Vivendo, contando e inventando histórias

Uncategorized

O melhor do casamento

viuva

sem fins comerciais, da canstock

O melhor do casamento é a viuvez, acreditem em mim. Não o divórcio ou uma separação amigável, nada disso. Viuvez, pura e simples. Uma saída perfeita e elegante, se certos requisitos forem atendidos.

Feliz da mulher que casa com alguém que tem o bom gosto de morrer na hora certa, finalizando um acordo descuidado, feito quando se estava apaixonada e, portanto, desatenta. 

Toda mulher merece uma boa viuvez.

Toda mulher merece um desfecho quando ainda tem fogo para viver novos namoros, sendo agraciada com uma boa pensão ou com um bom patrimônio, para ser desfrutado ao bel prazer da fingida enlutada.
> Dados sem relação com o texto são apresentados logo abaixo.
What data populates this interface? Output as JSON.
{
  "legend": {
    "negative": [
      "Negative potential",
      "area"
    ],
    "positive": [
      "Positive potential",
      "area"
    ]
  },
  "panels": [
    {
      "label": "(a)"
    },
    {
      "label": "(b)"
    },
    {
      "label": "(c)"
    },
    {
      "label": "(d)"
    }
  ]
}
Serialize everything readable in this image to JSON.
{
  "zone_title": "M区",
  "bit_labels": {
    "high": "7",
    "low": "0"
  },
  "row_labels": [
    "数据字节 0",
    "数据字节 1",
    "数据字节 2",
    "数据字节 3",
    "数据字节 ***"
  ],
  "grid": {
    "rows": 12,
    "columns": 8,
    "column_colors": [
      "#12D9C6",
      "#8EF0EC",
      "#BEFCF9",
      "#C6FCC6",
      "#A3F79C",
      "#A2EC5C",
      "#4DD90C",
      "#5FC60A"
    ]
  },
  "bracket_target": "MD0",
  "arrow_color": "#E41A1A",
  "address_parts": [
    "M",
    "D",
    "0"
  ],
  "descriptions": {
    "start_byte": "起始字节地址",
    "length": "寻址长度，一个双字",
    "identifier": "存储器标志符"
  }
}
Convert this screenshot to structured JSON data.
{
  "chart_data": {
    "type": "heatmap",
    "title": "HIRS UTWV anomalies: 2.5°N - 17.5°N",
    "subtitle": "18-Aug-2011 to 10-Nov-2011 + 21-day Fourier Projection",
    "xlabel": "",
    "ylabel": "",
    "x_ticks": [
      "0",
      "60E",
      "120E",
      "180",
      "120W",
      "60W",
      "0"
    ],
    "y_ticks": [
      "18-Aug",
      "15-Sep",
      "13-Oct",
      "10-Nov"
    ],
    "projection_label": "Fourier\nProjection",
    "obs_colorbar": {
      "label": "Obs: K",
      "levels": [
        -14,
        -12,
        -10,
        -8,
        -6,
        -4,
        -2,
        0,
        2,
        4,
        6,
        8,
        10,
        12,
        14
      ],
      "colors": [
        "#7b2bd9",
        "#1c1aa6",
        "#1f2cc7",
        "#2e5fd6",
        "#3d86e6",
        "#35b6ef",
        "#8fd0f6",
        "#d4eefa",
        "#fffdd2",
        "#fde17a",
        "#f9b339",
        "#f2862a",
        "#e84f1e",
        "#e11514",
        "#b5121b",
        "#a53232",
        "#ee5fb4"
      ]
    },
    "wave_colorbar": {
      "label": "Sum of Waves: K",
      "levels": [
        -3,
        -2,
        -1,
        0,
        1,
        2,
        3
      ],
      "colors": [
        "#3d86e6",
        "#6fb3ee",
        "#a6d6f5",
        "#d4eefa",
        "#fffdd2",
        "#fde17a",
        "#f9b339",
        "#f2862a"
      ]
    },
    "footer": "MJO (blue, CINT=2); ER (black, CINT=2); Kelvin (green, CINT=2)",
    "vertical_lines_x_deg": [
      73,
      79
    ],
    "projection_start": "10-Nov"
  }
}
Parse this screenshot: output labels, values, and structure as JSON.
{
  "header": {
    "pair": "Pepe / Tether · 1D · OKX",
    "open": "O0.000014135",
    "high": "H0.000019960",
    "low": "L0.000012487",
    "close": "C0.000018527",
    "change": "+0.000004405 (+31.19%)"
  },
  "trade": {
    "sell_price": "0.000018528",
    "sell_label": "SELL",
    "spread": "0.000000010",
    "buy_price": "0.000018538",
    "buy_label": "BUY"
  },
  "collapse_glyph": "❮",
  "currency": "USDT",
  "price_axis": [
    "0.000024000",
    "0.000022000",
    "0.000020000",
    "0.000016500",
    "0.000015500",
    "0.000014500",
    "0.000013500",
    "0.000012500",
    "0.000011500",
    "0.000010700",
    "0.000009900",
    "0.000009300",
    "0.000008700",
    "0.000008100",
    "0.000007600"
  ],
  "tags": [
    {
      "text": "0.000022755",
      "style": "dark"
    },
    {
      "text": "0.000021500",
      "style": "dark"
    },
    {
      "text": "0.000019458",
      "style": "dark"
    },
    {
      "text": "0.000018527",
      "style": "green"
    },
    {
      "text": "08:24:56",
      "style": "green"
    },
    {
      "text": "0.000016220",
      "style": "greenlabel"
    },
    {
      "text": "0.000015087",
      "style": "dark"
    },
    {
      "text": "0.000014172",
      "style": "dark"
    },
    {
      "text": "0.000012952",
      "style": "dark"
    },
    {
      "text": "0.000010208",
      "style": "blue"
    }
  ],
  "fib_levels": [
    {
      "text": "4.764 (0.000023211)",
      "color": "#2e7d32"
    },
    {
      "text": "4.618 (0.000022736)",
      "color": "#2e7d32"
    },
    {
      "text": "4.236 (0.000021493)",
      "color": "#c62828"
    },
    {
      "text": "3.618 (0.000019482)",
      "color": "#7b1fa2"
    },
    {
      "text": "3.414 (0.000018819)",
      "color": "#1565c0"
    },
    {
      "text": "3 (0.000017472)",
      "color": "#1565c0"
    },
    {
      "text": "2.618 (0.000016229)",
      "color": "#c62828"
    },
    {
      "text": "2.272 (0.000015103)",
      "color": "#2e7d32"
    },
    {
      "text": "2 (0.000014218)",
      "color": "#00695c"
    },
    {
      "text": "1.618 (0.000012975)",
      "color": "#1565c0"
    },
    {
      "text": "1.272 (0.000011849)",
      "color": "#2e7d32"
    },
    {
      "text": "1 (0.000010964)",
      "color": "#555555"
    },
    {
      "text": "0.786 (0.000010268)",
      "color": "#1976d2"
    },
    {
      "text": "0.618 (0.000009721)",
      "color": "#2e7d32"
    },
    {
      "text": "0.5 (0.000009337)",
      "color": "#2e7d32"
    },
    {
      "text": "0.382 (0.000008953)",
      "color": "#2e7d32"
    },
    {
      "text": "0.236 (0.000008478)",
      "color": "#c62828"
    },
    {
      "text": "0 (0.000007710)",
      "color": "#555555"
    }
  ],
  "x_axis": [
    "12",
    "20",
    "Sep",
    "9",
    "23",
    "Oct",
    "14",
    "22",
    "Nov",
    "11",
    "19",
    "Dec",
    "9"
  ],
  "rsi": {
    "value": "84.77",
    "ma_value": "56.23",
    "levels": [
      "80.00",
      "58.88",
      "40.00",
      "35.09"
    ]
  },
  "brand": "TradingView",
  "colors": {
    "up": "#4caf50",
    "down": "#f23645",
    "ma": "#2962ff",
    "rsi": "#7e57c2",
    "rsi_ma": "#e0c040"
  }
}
Resumindo, o falecido deve sair de cena deixando um lastro financeiro, enquanto a consorte – que palavra mais que adequada – ainda é jovem e com hormônios em alta.

Passei muito tempo invejando uma amiga que passou por todos os estados civis e situações que só uma mulher bonita e gostosa tem a seu dispor: foi casada, desquitada, divorciada, amasiada, concubina, adúltera. Uma felizarda. Mas fui eu quem acabou tirando a sorte grande, fui dormir pensando em suicídio e acordei viúva!

Finalmente, a pessoa boa e generosa que sempre fui, teve sua recompensa. O intolerável do meu marido acordou roncando, com um infarto em curso e teve a morte dos tolos. Nervoso, reclamava da demora da ambulância e quando se deu conta que eu, sua diligente mulher, não tinha sequer avisado seu cardiologista, morreu com muita emoção cravada no coração defeituoso: incredulidade, revolta, sede de vingança.

Não fui pega de surpresa, eu não tinha um sonho, tinha um projeto, com tudo bem planejado. Fui para a cremação, gloriosamente vestida de preto, com jóias de platina e um véu negro, transparente sobre o rosto. Realizei a tão acalentada fantasia de ritualizar minha viuvez vestida de Jacqueline Kennedy. Como é bom dar vida a quimeras.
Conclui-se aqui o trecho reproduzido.